Call Me By Your Name

LetterboxD review link

I thought a lot about Andrew Haigh’s Weekend while watching Call Me By Your Name. Like that film, the bulk of the intimacy of this film happens behind closed doors, or in private conversations. There’s a public aspect to heterosexual intimacy that is mostly missing from same-sex relationships. There’s not much public-ness in this film, but the way Elio and Oliver’s relationship unfolds just betweent them is notable. The tender, loving, warm characterization of the parents, though, was a welcomed addition, and moved me to tears a few times. We talk a lot about unconditional parental love in the West, and this was a lovely display of such a love.

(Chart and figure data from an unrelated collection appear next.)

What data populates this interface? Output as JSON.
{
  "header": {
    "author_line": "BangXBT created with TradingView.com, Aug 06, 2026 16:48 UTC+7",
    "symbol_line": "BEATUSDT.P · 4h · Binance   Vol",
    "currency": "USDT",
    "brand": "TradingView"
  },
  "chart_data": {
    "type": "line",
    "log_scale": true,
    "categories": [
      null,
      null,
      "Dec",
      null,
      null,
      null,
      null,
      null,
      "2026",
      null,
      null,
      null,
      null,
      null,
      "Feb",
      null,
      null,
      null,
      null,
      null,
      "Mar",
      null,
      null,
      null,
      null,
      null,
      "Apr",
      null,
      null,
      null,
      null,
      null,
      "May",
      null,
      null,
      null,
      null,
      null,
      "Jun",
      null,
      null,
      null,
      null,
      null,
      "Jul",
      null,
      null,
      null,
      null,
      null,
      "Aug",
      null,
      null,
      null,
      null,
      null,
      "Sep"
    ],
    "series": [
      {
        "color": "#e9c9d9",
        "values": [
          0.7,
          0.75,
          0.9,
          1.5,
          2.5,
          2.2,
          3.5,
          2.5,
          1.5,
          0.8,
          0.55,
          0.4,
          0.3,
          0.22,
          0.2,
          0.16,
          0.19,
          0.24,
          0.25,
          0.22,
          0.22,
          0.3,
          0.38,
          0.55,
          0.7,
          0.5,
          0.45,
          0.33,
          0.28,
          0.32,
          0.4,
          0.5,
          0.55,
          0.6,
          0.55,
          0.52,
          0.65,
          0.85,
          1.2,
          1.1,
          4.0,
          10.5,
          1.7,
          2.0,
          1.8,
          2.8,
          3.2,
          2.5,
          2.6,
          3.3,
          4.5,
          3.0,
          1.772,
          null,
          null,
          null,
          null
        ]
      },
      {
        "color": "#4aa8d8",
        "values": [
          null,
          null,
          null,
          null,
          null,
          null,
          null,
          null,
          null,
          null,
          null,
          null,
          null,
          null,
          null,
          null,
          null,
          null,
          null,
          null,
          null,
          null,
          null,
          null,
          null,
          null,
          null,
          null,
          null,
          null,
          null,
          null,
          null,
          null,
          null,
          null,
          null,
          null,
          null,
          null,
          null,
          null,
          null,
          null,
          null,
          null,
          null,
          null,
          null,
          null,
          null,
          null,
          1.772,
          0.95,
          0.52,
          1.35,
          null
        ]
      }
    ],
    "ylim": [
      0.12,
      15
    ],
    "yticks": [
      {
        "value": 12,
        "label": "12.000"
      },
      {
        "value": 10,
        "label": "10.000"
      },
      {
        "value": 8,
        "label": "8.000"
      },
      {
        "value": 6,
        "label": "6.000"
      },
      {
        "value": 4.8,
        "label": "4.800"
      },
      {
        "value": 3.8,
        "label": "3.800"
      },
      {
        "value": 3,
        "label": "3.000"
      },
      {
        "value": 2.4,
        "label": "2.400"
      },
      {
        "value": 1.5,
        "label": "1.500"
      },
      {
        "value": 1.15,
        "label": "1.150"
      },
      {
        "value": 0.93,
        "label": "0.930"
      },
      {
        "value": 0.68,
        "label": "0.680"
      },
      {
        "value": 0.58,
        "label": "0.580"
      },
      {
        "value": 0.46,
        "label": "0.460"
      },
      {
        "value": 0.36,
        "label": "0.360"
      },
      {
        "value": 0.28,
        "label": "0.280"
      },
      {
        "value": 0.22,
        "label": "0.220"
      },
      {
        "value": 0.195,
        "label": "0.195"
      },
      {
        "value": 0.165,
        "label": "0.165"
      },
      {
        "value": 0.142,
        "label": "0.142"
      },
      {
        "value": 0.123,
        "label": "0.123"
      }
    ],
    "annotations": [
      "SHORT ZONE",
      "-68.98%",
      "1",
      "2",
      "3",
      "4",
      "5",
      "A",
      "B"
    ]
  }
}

It’s hard to bring philosophical weight to a 17-year old boy’s sex drive, while still remaining firmly grounded in the libidinal, carnal pleasures from which it often stems, but this story balances these things perfectly. Elio’s emotional journey, as well as the physicality at the center of sexuality is displayed with care here. I would’ve liked a less “mannered” approach to the sex scenes but I imagine that was a careful decision Guadagnino had to make in conjunction with the studio. I look forward to more mainstream movies that can treat homosexual sex with the same appreciation of physicality as heterosexual sex.

At the end of this film, there’s a protracted scene between father and scene that features the following line: “to make yourself feel nothing, so you don’t feel anything, is a shame.” That idea will stick with me for a long time to come.